A flagship is a vessel used by the commanding officer of a group of naval ships, characteristically a flag officer entitled by custom to fly a distinguishing flag. The term also properly applies to the ship of whatever commanding officer is in charge of a grouping of ships. A third, more colloquial usage of the term can mean that the ship in question is considered an "exemplar" of the best capabilities and virtues of the force it represents. In Star Trek, the title flagship is typically bestowed on the best equipped, newest, or best known ship in the fleet. Throughout the history of the United Federation of Planets the starships Enterprise were typically considered the Starfleet flagship. ("The Icarus Factor"; Star Trek (2009); et al.)

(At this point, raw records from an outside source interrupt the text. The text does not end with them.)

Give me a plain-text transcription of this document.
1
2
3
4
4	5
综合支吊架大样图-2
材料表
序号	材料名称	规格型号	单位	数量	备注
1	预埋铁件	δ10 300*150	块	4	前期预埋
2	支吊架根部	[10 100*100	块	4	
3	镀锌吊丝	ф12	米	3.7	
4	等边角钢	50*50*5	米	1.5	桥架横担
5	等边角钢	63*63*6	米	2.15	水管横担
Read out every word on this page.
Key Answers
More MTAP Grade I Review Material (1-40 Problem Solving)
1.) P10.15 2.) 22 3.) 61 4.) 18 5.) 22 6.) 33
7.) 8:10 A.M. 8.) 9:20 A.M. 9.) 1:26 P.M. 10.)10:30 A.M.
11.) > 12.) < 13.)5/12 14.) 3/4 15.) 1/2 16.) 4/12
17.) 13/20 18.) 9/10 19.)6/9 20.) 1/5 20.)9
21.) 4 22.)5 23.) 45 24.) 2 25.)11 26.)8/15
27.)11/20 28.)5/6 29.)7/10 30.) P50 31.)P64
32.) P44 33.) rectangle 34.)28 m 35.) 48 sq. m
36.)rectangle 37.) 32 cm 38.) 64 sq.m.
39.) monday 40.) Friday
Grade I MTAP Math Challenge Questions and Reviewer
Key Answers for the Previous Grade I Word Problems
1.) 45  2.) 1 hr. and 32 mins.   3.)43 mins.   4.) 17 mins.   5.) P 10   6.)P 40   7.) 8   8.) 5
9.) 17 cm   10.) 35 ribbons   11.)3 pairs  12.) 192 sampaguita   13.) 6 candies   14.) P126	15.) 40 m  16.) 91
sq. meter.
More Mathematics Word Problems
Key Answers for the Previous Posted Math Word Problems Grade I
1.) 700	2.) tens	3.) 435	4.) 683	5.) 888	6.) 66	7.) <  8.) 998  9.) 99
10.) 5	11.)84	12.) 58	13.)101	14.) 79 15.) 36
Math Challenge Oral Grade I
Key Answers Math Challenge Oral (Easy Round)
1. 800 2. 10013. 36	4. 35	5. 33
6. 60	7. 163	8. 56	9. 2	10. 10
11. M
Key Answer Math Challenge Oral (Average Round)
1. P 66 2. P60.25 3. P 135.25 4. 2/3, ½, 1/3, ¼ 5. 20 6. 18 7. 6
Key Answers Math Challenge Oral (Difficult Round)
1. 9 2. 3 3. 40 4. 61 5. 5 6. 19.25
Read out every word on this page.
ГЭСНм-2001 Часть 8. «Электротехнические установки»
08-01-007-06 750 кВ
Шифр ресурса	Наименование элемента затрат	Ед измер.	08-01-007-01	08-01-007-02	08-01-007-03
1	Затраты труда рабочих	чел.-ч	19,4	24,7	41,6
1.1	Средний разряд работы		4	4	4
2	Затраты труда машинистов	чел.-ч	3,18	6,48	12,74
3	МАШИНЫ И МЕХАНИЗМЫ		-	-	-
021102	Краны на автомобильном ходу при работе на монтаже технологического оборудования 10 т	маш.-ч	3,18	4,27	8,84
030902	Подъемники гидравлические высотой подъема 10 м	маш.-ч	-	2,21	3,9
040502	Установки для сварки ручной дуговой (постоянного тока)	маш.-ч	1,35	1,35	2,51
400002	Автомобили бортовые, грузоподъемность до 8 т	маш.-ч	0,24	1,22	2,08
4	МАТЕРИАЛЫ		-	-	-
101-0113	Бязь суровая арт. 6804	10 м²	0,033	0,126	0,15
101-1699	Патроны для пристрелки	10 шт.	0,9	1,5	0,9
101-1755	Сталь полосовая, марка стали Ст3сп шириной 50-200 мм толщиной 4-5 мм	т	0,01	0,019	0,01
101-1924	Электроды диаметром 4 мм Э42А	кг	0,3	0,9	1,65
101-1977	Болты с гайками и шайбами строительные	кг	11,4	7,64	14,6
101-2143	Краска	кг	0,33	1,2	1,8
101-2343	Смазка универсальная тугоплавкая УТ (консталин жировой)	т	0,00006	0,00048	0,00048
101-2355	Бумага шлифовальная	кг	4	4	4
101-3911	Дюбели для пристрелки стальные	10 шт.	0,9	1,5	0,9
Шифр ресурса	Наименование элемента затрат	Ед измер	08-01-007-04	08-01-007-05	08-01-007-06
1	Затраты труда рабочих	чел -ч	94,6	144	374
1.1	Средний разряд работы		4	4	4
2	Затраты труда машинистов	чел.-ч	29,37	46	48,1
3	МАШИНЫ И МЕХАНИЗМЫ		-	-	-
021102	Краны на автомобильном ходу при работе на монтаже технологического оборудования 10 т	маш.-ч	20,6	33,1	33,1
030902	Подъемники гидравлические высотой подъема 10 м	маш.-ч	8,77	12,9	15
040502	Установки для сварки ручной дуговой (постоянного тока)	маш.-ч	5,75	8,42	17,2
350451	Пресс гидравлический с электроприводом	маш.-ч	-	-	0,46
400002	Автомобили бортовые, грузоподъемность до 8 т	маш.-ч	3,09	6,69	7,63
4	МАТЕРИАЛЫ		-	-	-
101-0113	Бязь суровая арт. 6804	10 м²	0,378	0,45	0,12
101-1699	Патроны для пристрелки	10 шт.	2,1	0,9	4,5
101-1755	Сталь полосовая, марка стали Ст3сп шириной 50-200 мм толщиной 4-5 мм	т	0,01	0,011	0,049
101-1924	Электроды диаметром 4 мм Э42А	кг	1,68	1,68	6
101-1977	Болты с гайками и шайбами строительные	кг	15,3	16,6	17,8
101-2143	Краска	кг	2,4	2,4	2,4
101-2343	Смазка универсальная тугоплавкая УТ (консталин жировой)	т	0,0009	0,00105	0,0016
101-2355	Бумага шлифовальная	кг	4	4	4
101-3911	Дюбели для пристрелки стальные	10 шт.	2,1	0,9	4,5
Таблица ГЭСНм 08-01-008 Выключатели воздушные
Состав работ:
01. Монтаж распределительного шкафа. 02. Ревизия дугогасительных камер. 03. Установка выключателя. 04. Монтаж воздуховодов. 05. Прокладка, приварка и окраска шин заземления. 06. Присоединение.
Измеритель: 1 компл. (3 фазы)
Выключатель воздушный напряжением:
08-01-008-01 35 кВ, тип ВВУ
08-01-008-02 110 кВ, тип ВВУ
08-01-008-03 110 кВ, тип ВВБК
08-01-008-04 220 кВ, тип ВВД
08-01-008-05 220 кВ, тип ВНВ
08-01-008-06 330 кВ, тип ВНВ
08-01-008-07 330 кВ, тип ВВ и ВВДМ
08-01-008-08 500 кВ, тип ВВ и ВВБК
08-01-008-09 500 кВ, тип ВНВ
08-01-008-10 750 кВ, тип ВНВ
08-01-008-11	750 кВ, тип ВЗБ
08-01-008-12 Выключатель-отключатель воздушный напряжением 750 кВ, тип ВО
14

As for "capital ship," that's a term that was useful for a time but isn't so much later on. If you look at this
ngram you can see that it really takes off in the context of 1920s naval disarmament. It meant battleships, back in the day when they were the ultimate weapon and only a battleship could take out another battleship (a torpedo might put them out of action, but probably not permanently). Because there were still some battle cruisers on the books or potentially so, they were included, too. But after WW2, with intercontinental air forces, atomic bombs and nuclear submarines, not to mention the cost of rebuilding after the war, the structure of the world's navies changed so "capital ship" wasn't really meaningful like it once was.
I completely agree. But let's examine what categories of ships we mainly have in Star Trek. There are frigates, destroyers, light cruisers, heavy cruisers, battlecruisers, battleships, dreadnoughts. So you see, Star Trek uses WW1 ship terms and in Star Trek we definitely have "pre-WW2 style navies".